# New headunit? Worth the hassle



## EcoDave (Mar 7, 2013)

From my understanding, you will probably just get distortion with the stock speakers if you get a higher powered headunit. The consensus is, it's just not worth it. 

Is the PAC AA-GM44 available in your area?


----------



## jstoner22 (Aug 21, 2012)

If the headunit has extensive DSP capabilities, it could be justified.

If not, there is no point unless you are upgrading the speakers as well and powering them externally.

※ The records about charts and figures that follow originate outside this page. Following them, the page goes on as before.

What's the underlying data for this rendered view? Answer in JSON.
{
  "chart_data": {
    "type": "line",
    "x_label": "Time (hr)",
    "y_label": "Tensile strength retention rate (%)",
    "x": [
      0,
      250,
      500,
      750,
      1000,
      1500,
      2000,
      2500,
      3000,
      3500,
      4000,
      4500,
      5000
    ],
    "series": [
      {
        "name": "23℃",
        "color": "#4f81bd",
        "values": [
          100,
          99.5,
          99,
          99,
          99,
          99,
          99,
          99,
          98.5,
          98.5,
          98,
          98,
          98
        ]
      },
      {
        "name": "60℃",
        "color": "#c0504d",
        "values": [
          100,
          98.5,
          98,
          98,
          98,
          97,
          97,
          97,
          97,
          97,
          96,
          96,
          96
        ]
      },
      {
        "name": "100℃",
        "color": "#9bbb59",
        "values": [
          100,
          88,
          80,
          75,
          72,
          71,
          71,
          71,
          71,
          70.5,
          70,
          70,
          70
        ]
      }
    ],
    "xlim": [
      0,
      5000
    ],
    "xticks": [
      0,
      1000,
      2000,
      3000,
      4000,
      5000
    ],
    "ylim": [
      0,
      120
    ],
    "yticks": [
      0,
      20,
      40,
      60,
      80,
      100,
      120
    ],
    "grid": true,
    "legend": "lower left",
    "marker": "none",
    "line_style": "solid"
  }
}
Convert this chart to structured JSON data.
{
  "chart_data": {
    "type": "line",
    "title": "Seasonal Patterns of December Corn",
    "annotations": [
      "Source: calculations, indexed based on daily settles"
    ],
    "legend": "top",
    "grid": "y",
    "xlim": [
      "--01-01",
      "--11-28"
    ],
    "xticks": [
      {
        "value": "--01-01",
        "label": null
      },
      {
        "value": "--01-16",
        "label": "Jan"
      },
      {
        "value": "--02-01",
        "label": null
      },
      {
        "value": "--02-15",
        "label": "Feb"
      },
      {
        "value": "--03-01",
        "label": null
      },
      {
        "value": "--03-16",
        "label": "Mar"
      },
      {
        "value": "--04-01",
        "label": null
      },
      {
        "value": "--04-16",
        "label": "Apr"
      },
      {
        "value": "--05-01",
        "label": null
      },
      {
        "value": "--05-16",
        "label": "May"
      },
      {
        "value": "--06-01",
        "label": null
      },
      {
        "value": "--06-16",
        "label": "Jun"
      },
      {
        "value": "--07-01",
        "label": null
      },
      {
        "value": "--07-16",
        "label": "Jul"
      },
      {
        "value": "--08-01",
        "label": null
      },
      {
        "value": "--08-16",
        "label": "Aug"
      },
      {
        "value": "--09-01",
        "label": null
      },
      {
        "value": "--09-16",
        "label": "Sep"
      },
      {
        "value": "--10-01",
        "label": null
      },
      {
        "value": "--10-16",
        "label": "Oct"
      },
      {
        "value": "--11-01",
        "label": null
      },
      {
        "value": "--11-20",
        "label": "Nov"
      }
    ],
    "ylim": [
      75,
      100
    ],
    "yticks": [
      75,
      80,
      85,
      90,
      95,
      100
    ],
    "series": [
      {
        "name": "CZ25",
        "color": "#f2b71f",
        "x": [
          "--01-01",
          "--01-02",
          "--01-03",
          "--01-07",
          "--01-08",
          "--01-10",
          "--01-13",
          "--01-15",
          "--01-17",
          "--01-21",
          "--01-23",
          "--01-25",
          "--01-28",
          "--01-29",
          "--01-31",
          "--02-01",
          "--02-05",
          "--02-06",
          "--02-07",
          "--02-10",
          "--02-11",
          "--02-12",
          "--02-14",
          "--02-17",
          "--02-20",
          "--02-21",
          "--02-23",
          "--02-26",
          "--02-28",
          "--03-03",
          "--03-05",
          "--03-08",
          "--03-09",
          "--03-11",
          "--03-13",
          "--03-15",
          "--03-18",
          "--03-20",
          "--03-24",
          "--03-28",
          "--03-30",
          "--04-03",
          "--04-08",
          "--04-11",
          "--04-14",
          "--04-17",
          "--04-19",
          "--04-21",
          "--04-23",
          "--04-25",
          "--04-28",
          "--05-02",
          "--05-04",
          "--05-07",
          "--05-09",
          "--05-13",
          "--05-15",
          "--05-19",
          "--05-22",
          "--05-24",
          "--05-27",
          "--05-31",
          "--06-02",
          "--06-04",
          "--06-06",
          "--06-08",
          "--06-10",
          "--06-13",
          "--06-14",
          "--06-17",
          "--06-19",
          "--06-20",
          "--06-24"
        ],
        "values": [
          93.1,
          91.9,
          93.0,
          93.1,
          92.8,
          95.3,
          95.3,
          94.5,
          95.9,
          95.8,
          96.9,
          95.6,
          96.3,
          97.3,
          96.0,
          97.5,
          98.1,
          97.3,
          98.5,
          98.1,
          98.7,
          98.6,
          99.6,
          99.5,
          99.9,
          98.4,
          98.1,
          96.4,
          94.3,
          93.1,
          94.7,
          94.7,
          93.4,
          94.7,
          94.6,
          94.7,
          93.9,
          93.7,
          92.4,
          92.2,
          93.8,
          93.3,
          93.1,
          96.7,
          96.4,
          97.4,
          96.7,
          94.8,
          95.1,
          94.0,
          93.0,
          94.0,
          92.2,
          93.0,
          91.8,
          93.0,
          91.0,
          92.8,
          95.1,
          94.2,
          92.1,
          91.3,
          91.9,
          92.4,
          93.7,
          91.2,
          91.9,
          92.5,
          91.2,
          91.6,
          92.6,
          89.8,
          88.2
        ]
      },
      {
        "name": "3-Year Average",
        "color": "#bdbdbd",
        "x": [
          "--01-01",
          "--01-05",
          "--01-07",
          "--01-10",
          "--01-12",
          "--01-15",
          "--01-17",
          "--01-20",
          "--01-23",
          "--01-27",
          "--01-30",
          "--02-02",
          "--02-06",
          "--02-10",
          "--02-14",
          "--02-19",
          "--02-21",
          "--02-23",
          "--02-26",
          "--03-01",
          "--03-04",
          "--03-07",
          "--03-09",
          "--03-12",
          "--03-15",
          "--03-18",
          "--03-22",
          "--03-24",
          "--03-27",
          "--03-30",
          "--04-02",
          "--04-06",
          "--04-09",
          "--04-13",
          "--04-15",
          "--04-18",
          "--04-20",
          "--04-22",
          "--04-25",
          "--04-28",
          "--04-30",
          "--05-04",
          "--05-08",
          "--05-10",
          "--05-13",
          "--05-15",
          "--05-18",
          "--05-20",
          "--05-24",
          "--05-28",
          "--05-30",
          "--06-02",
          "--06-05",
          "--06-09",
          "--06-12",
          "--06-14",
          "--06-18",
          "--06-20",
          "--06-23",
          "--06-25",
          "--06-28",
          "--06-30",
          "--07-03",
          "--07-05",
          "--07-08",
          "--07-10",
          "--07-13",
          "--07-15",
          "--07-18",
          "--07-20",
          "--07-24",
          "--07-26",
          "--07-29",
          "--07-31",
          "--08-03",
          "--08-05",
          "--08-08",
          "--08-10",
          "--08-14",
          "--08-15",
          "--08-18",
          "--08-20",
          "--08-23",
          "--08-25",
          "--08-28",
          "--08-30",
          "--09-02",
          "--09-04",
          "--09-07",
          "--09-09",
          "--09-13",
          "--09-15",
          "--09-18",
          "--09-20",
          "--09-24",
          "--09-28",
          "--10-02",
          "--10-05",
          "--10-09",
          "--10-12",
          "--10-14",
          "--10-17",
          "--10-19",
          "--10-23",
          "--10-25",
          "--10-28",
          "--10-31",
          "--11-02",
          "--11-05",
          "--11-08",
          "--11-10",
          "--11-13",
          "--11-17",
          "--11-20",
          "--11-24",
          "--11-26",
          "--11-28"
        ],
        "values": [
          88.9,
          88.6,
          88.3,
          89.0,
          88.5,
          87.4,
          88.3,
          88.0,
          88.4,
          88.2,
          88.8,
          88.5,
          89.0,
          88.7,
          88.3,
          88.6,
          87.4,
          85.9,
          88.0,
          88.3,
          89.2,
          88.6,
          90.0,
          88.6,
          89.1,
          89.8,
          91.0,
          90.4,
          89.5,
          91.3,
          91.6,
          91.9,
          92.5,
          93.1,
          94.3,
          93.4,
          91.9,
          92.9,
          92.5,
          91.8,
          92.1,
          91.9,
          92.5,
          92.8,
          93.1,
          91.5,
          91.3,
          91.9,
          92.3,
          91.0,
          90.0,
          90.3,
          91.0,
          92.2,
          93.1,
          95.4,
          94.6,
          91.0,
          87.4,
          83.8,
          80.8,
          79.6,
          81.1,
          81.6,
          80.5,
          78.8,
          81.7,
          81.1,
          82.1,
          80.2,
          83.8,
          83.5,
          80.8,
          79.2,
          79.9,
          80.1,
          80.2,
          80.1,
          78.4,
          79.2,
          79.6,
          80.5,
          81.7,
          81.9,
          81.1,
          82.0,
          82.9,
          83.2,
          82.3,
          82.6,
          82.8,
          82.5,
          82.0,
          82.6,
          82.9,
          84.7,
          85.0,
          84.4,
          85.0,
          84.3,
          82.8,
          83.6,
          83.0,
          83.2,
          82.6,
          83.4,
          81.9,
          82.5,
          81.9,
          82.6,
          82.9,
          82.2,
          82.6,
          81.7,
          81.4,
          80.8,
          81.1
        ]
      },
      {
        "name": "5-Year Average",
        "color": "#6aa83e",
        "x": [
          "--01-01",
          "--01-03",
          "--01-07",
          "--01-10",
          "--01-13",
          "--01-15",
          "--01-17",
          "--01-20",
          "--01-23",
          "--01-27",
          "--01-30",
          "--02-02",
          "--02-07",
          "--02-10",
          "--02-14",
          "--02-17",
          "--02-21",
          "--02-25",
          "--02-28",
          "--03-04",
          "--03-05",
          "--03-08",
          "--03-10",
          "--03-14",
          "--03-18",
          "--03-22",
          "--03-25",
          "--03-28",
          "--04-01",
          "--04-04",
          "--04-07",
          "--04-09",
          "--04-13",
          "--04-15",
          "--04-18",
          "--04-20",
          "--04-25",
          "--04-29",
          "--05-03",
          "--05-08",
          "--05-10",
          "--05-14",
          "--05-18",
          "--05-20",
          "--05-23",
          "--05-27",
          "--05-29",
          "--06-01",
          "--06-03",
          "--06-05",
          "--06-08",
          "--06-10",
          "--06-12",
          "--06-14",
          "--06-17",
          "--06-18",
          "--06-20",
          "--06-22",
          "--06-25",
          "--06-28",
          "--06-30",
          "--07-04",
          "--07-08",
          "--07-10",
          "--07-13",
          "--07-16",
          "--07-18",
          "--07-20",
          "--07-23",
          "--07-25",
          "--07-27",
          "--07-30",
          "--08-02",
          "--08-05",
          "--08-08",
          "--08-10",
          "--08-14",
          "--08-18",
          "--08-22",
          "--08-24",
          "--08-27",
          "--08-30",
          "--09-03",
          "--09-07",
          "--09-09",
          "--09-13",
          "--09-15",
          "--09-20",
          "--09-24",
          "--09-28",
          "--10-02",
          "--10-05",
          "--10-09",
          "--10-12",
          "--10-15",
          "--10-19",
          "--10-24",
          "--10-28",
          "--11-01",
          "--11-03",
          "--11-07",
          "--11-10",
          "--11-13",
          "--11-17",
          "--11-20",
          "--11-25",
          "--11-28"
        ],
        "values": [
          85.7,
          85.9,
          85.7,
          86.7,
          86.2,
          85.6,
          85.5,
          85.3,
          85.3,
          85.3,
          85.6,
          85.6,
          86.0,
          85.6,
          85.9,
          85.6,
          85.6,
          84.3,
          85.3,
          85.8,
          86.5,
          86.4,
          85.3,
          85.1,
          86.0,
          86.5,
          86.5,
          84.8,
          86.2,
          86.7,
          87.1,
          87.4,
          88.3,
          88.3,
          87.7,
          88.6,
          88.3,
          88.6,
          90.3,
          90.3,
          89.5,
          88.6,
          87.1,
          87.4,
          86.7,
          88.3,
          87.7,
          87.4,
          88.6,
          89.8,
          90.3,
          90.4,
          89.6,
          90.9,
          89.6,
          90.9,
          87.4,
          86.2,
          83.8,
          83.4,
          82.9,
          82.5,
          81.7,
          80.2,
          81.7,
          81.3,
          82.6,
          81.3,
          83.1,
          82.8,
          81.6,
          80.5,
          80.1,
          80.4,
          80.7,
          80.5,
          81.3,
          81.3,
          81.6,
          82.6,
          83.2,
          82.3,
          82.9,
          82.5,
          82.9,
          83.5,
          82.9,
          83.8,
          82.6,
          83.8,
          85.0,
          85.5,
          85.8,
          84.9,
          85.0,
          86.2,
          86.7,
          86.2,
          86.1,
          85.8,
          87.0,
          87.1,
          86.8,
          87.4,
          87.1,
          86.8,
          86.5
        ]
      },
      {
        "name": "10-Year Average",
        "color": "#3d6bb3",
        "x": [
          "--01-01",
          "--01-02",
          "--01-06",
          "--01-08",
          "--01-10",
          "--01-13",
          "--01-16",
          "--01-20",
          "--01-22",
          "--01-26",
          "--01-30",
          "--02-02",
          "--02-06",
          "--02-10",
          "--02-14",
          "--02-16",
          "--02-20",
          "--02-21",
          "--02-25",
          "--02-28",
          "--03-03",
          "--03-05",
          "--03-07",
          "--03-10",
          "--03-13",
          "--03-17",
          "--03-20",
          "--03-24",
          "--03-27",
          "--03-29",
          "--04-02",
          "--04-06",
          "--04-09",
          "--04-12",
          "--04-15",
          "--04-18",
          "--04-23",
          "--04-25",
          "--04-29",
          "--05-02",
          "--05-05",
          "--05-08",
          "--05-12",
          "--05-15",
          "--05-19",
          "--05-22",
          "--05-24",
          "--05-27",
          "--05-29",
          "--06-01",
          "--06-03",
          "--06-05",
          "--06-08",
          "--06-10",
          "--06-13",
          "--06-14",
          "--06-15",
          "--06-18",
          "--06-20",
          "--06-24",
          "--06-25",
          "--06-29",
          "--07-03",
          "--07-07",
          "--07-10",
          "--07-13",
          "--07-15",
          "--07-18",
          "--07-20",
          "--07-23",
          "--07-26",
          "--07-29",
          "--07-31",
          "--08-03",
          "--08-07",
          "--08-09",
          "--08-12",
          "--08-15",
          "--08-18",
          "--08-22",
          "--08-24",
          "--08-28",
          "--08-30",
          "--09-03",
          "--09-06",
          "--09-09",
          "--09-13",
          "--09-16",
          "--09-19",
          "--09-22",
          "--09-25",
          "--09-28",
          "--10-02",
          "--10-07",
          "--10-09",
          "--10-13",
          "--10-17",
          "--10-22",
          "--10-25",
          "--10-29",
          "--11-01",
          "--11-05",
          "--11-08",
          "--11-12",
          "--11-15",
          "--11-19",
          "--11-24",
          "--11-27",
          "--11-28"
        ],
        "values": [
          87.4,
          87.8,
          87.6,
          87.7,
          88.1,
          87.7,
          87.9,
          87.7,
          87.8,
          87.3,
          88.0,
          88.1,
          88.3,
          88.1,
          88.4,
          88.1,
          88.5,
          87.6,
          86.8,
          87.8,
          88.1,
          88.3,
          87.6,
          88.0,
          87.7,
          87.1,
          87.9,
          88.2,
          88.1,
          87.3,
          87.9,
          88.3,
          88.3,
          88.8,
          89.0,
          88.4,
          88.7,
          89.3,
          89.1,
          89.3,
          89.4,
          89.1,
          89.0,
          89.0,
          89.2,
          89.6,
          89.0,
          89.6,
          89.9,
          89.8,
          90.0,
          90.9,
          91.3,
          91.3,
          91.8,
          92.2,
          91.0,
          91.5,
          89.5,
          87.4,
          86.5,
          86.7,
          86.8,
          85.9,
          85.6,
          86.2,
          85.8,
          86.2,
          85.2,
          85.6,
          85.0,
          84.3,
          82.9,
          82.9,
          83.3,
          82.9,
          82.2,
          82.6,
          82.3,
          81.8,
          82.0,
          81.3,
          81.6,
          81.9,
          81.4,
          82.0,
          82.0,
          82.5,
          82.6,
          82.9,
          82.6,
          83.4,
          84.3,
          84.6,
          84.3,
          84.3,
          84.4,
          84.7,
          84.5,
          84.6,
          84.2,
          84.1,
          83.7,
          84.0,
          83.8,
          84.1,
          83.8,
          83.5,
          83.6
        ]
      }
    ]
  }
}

Personally I wouldn't. Full system or nothing.


----------



## robertone (Apr 23, 2013)

The PAC AA-GM44 would have to be bought from overseas. What the system really needs is a bit more bass,but I would need the PAC AA-GM44 to get line out to add external amp to drive sub anyway. Might have to rethink and do headunit with front speaker upgrade as well then.


----------



## ricksvt80 (Apr 11, 2013)

Screw the PAC AA-GM44, go with an Audio Control LC6i. This has an auto sense circuit which works great, you can even add a sub level control on it easily. Its well worth the $120 for a top quality product. Only downside, its a little bigger than the others and requires you to splice into your factory wiring, not a big deal. I just finished installing mine, no pops, no engine noise, no nothing, just clean sound and turns the amps on perfectly without hesitation. It also has a clipping indicator which will help you with some basic tuning. 

Rick


----------